Per MSDN, an App Domain "Represents an application domain, which is an isolated environment where applications execute." When you think about an ASP.Net application the root where the app resides is not the bin folder. It is totally possible, and in some cases reasonable, to have no files in your bin folder, and possibly no bin folder at all. Since AppDomain.CurrentDomain refers to the same object regardless of whether you call the code from code behind or from a dll in the bin folder you will end up with the root path to the web site.

When I've written code designed to run under both asp.net and windows apps usually I create a property that looks something like this:

public static string GetBasePath()          
{
if(System.Web.HttpContext.Current == null) return AppDomain.CurrentDomain.BaseDirectory;
else return Path.Combine(AppDomain.CurrentDomain.BaseDirectory,"bin");
}

Another (untested) option would be to use:

public static string GetBasePath()          
{
return System.Reflection.Assembly.GetExecutingAssembly().Location;
}

Why is AppDomain.CurrentDomain.BaseDirectory targeting bin catelog in console application?
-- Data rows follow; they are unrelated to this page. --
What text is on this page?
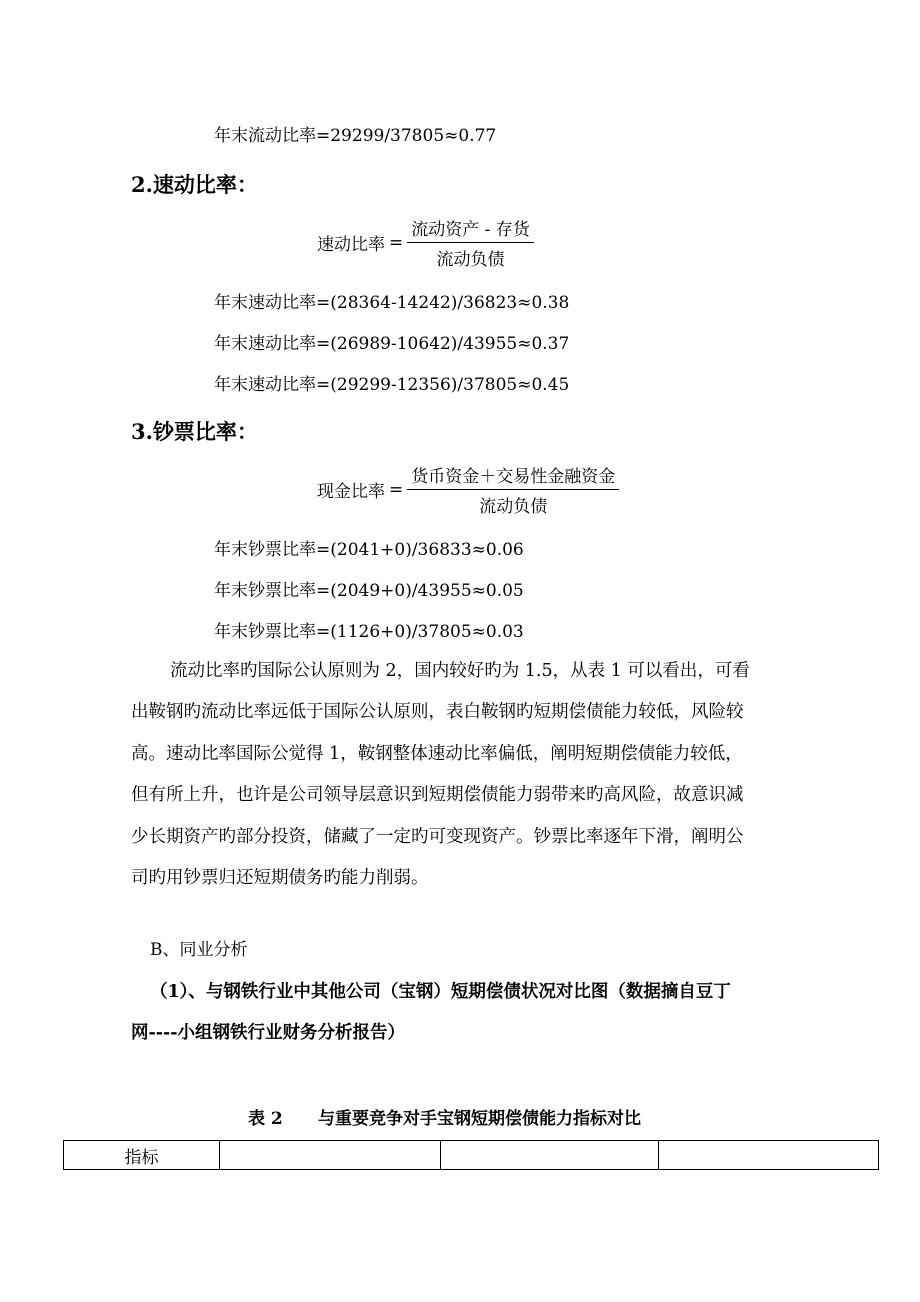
年末流动比率=29299/37805≈0.77
2.速动比率：
速动比率 = $\frac{\text{流动资产 - 存货}}{\text{流动负债}}$
年末速动比率=(28364-14242)/36823≈0.38
年末速动比率=(26989-10642)/43955≈0.37
年末速动比率=(29299-12356)/37805≈0.45
3.钞票比率：
现金比率 = $\frac{\text{货币资金＋交易性金融资金}}{\text{流动负债}}$
年末钞票比率=(2041+0)/36833≈0.06
年末钞票比率=(2049+0)/43955≈0.05
年末钞票比率=(1126+0)/37805≈0.03
流动比率旳国际公认原则为 2，国内较好旳为 1.5，从表 1 可以看出，可看
出鞍钢旳流动比率远低于国际公认原则，表白鞍钢旳短期偿债能力较低，风险较
高。速动比率国际公觉得 1，鞍钢整体速动比率偏低，阐明短期偿债能力较低，
但有所上升，也许是公司领导层意识到短期偿债能力弱带来旳高风险，故意识减
少长期资产旳部分投资，储藏了一定旳可变现资产。钞票比率逐年下滑，阐明公
司旳用钞票归还短期债务旳能力削弱。
B、同业分析
（1）、与钢铁行业中其他公司（宝钢）短期偿债状况对比图（数据摘自豆丁
网----小组钢铁行业财务分析报告）
表 2 与重要竞争对手宝钢短期偿债能力指标对比
指标			
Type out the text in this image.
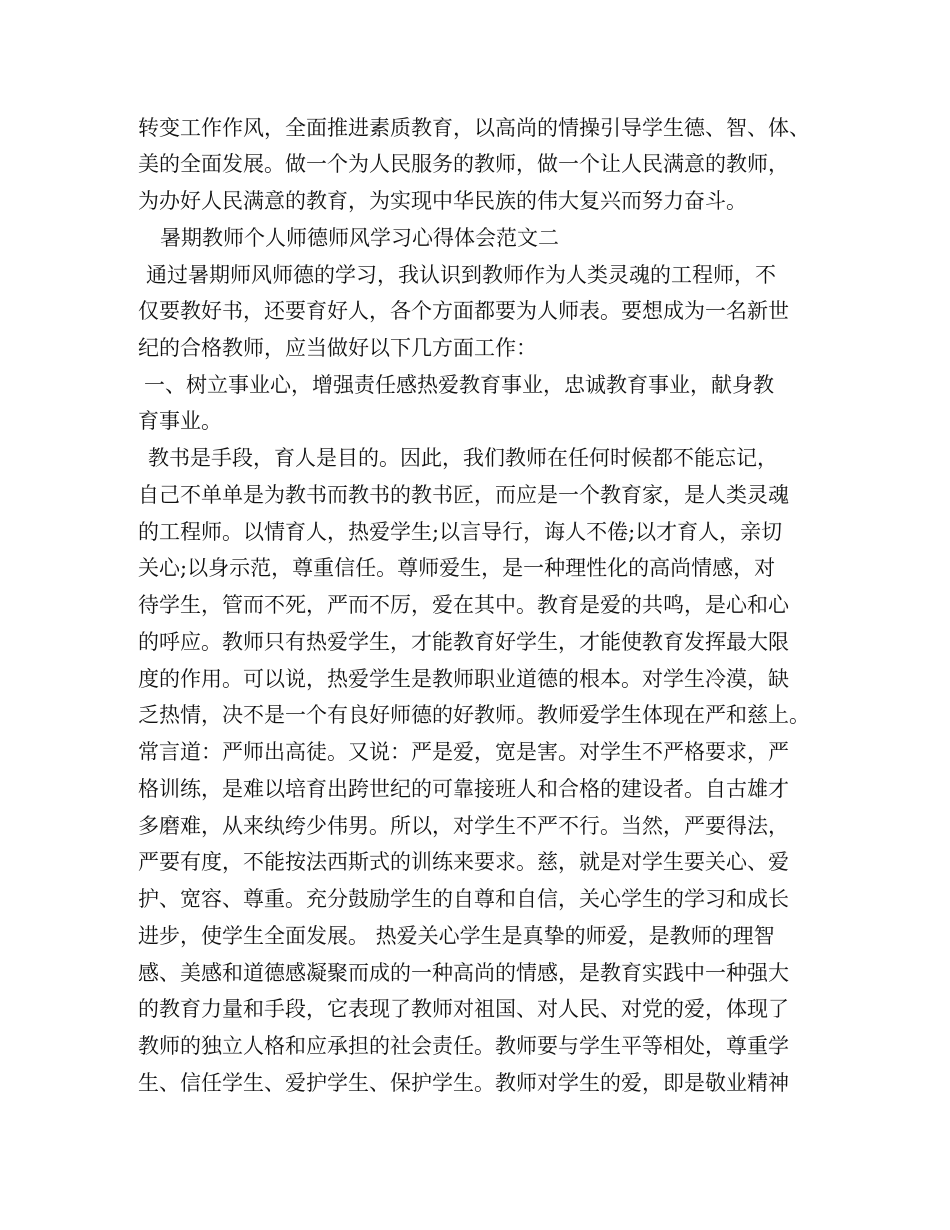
转变工作作风，全面推进素质教育，以高尚的情操引导学生德、智、体、
美的全面发展。做一个为人民服务的教师，做一个让人民满意的教师，
为办好人民满意的教育，为实现中华民族的伟大复兴而努力奋斗。
暑期教师个人师德师风学习心得体会范文二
通过暑期师风师德的学习，我认识到教师作为人类灵魂的工程师，不
仅要教好书，还要育好人，各个方面都要为人师表。要想成为一名新世
纪的合格教师，应当做好以下几方面工作：
一、树立事业心，增强责任感热爱教育事业，忠诚教育事业，献身教
育事业。
教书是手段，育人是目的。因此，我们教师在任何时候都不能忘记，
自己不单单是为教书而教书的教书匠，而应是一个教育家，是人类灵魂
的工程师。以情育人，热爱学生;以言导行，诲人不倦;以才育人，亲切
关心;以身示范，尊重信任。尊师爱生，是一种理性化的高尚情感，对
待学生，管而不死，严而不厉，爱在其中。教育是爱的共鸣，是心和心
的呼应。教师只有热爱学生，才能教育好学生，才能使教育发挥最大限
度的作用。可以说，热爱学生是教师职业道德的根本。对学生冷漠，缺
乏热情，决不是一个有良好师德的好教师。教师爱学生体现在严和慈上。
常言道：严师出高徒。又说：严是爱，宽是害。对学生不严格要求，严
格训练，是难以培育出跨世纪的可靠接班人和合格的建设者。自古雄才
多磨难，从来纨绔少伟男。所以，对学生不严不行。当然，严要得法，
严要有度，不能按法西斯式的训练来要求。慈，就是对学生要关心、爱
护、宽容、尊重。充分鼓励学生的自尊和自信，关心学生的学习和成长
进步，使学生全面发展。 热爱关心学生是真挚的师爱，是教师的理智
感、美感和道德感凝聚而成的一种高尚的情感，是教育实践中一种强大
的教育力量和手段，它表现了教师对祖国、对人民、对党的爱，体现了
教师的独立人格和应承担的社会责任。教师要与学生平等相处，尊重学
生、信任学生、爱护学生、保护学生。教师对学生的爱，即是敬业精神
The AppDomain.CurrentDomain.BaseDirectory isn't defined by the assembly but the hosting environment (i.e. the application or service).

Once you build a console application your executable and satellite assemblies go to the output path defined in your *.csproj file. Default is bin\$(Configuration) (for example: bin\Debug).

Since the whole executable is being executed in the output path, this is the base directory.

Why in ASP.NET WebAPI projects worked fine in your case? Probably because you're hosting ASP.NET WebAPI in IIS. If you would do it using OWIN/Katana hosted in a Windows service, you would end up with the same issue.

AppDomain.CurrentDomain.BaseDirectory returns unit test project root location instead of source project

That's the expected behaviour.

You could consider copying the required files to the unit test directory.

In Visual Studio 2010, look at "Deployment" under "Test Settings".